Political rhetoric is the art of persuasion using language designed to influence public opinion. However, this language is carefully curated and comes with what the cognitive linguist George Lakoff calls a “frame”, which greatly influences political debate.
Lakoff describes frames as “mental structures that shape the way we see the world,” which politicians can use to lure or entrap people into their perspective.
“Framing is making language fit your worldview,” Lakoff said in an excerpt from his 2004 book, “Don’t Think Elephants!” “It’s not just language. Ideas are primary, and language carries those ideas, evokes them.”
When Lakoff wrote the book, he argued that Republicans had an advantage in structuring because of their “information discipline.” In the era of Donald Trump, that’s no longer the case, and Republicans have no choice but to “get dragged along,” Berkowitz said.
When it comes to achieving the goals Trump has set for himself, Berkowitz believes the former president has “brilliant rhetoric,” using effective rhetorical devices to create phrases that enter society’s vernacular, such as “build the wall.” Or “Chinese Virus” or “Dodgy Hillary” – the list goes on.
“Other politicians are much more sophisticated: this is the main difference [between them and Donald Trump]”When you see Joe Biden, Barack Obama or Bill Clinton, they use inflammatory rhetoric, but they do it with a lot more grace,” Berkowitz said. “
“I’m not saying that all things are equal…I mean that some things are more reprehensible than others. But if you look at the political strategy, both sides have the exact same goal, and that’s using our rhetoric to set the agenda,” he added. “Bad rhetoric is bad for democracy, but it’s been a part of democracy since the Greeks.”
By repeating rehearsed talking points and combining them with subtlety, politicians can create what Emerson College professor Gregory Payne calls “a mediated reality that doesn’t always match reality. But if [politicians] People can be made to believe it, and then it becomes reality. “
Once this augmented reality is in place, Payne said, politicians could use “triggers” to target specific groups to intimidate people, though tactics vary by party.
“Part of the whole thing is a party that tends to be more, as I call it, hopeful and [asks] “How can we move forward?” And the other side is often more terrified,” Payne said. “So you scare people into submission. “
In response to Republicans using emotional and veiled language to intimidate the masses, Democrats have pushed to regulate the language and create a “safe space” where people can identify anyone at will. But adding new aspects of the language to make things more inclusive can add fuel to an already dangerous fire, and Payne said this continued push for anti-racist language could damage the left’s platform and its unity .

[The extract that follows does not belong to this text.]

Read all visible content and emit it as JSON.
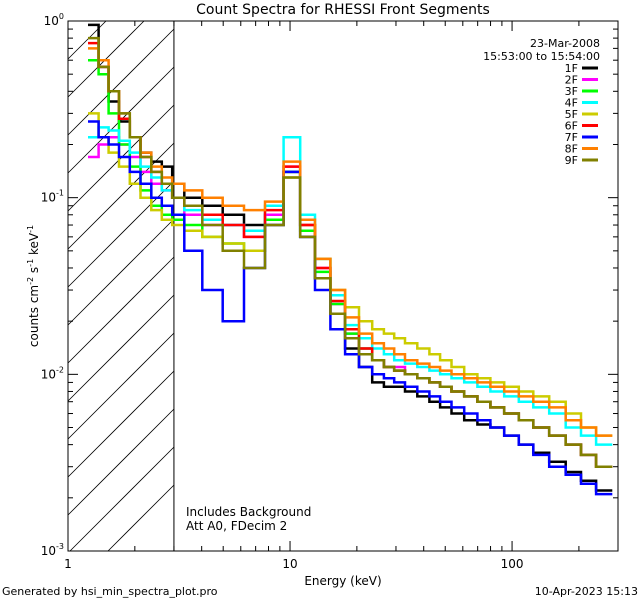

“I think what happened is that in order to become so progressive, we gave a new generation [the ability] to name these things,” Payne said. “You can do that, but you create a divide between people who might be on your side.when you go that far [to one side]you take the man in the middle.
A striking example of this divergence is the use of the term “Latinx”. Despite its frequent use in academia and progressive movements, many in the communities to which the term applies dislike — or actively avoid — using it at all. Still, almost every Democrat will stick with language that is now considered inclusive.
“There’s a certain irony to that, isn’t there? You go to a college campus, and that’s popular,” Berkowitz said. “But part of the problem is that both parties have elected officials who really don’t understand the lives of their constituents. Good politicians are able to successfully connect because they maintain some sort of rhetorical connection to the people they represent.”
That rhetorical connection cannot exist without proper language, which Payne says is the most important aspect of politics and can be seen in any mass movement, from civil rights to women’s liberation to Brazilian elections.
“One of my favorite rhetoricians, Richard Weaver, said that language is an order of action,” he said. “Democracy depends on us being able to find enough common ground across groups to move forward.”
Kana Ruhalter contributed to the Bulletin of the Boston University State House Program.